From the comments section of All Content Creators Should Watch Porn - The Illusion of More (don't worry, the article itself is SFW):
... a glut of supply in a time of reduced demand drives prices down – or, in other words, that all producers are worse off in this situation.
It gets even better (worse): the big guys are actually at an advantage here. The sheer amount of music being put out there means that potential customers (fans) have no way of sorting through it all and making an informed decision. At this point, standing out above the crowd becomes paramount and the big players are in a much stronger position to do so, because they have the promotional budgets and media connections. You might argue that this can be offset by “guerilla marketing” tactics, but – frankly – that’s an illusion. Oversupply gets you here too, I’m afraid. Someone who has been spammed to death by legions of hopefuls with no talent simply isn’t going to be receptive to even well-meant attempts at self-promotion by yet another artist they’ve never heard of. At this point, you really need to have a trusted taste-maker plugging you or you will be dismissed as yet another crappy, self-published act, which are legion.

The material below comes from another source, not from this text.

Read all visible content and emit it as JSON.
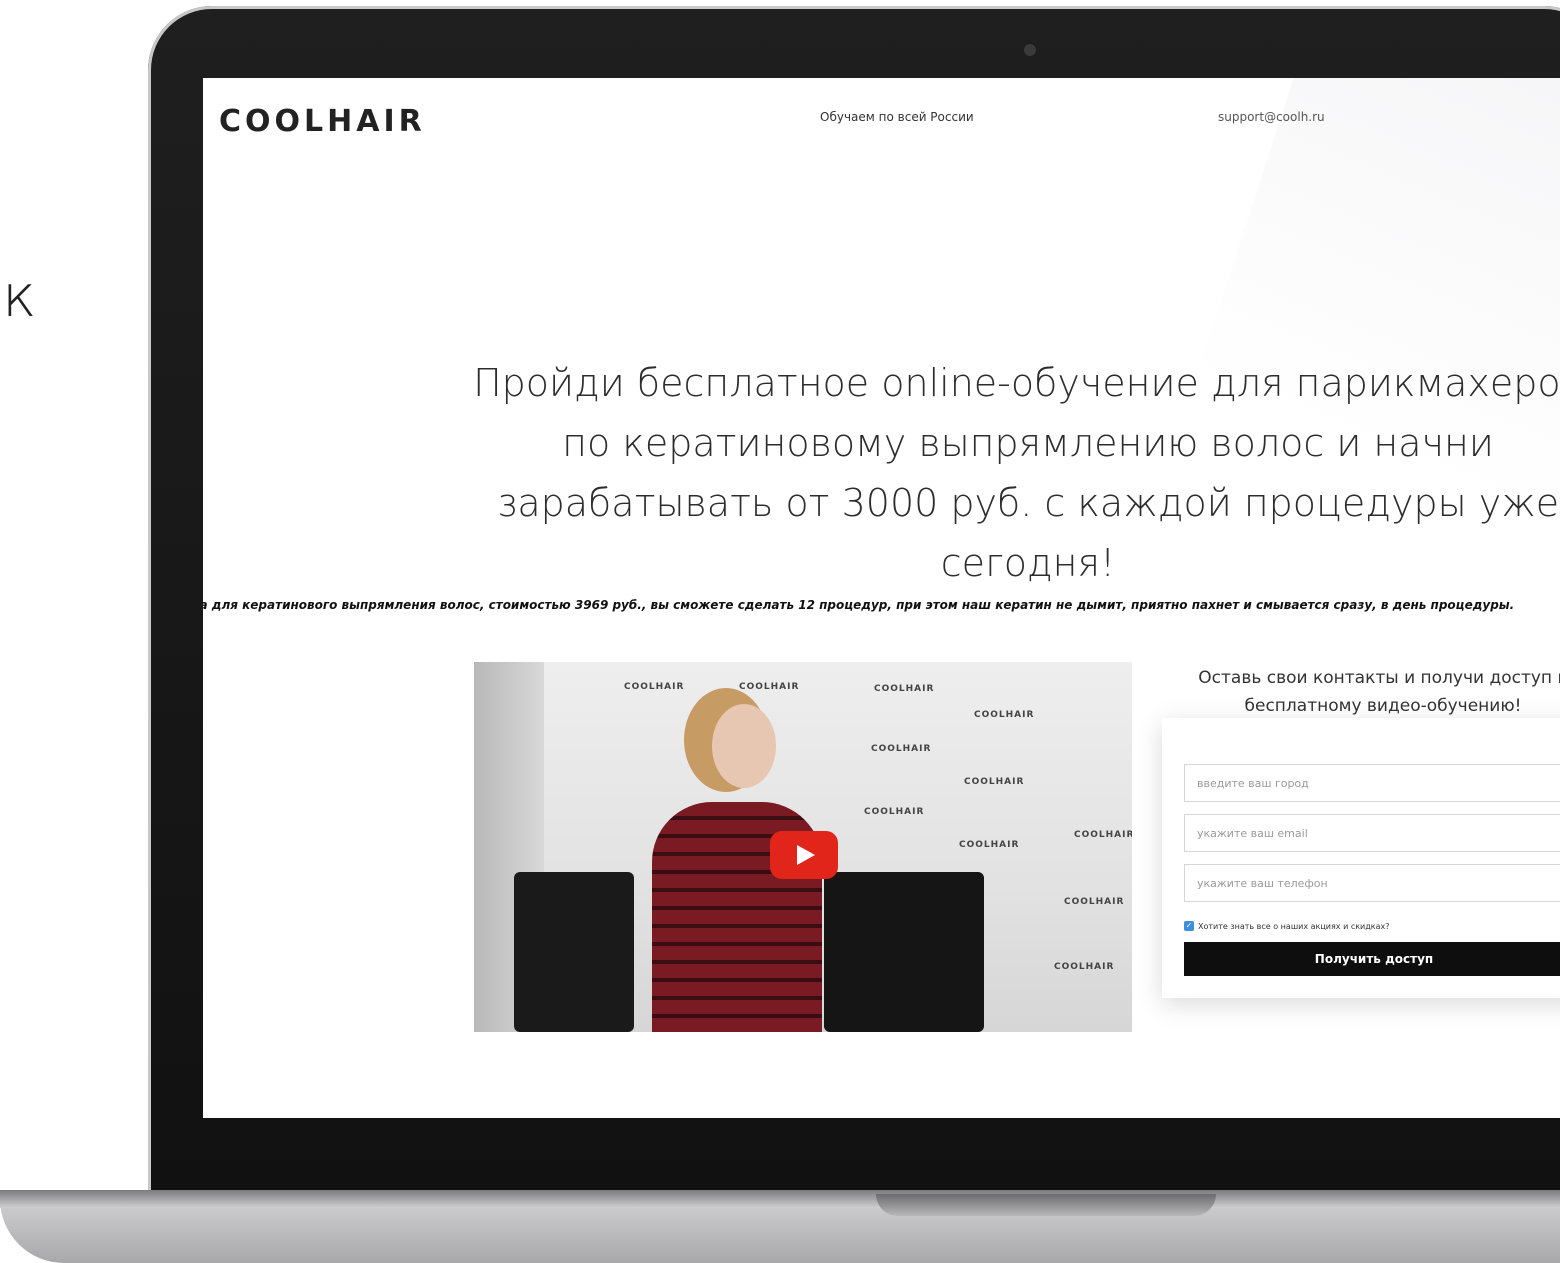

Most of us turn to reliable sources — a person we trust, a taste-making platform, an institution we associate with quality (publishing house, record label, hot-shot director) — when we want to find out what else is out there. Those who have the cash on hand to buy attention always win — not because such an arrangement is corrupt, but simply because there are that many more ways to get people's attention when you have money, then there are when you don't.
I've become skeptical of guerilla marketing as a way to throw a grappling hook over that particular wall. Not because it doesn't work, but because the number of times it does work is vastly dwarfed by the number of times when it doesn't — and because the penalty for failure is far more punishing. If you solicit the conventional way and nothing happens, the worst-case scenario is that you're out a few bucks for postage. If you guerilla-market and do it badly, you end up making yourself into box-office poison with some of the very people who you're supposed to be ingratiating yourself with.
One of the things that gets overlooked with regard to using someone else's promotion mechanism is that the people who do it for a living generally have a far better idea of how to make something known without being jerks about it. But they have good reason to be stingy with the expertise and connections that go with it; those things are power and leverage, and they scarcely want to surrender them to competition.
I self-published because I felt a lot of what I had to offer would only be of interest to a small, self-selecting audience. Now, I'm skeptical: I need to see what else is out there, and the only way to do that is to play someone else's game. Emphasis on the word play: I'm only doing this to see what happens, not because I have my self-esteem banked on the results. That, I suppose, is the most constructive way to think about it. No matter what happens, I'm still a writer, and I still have my work to my name.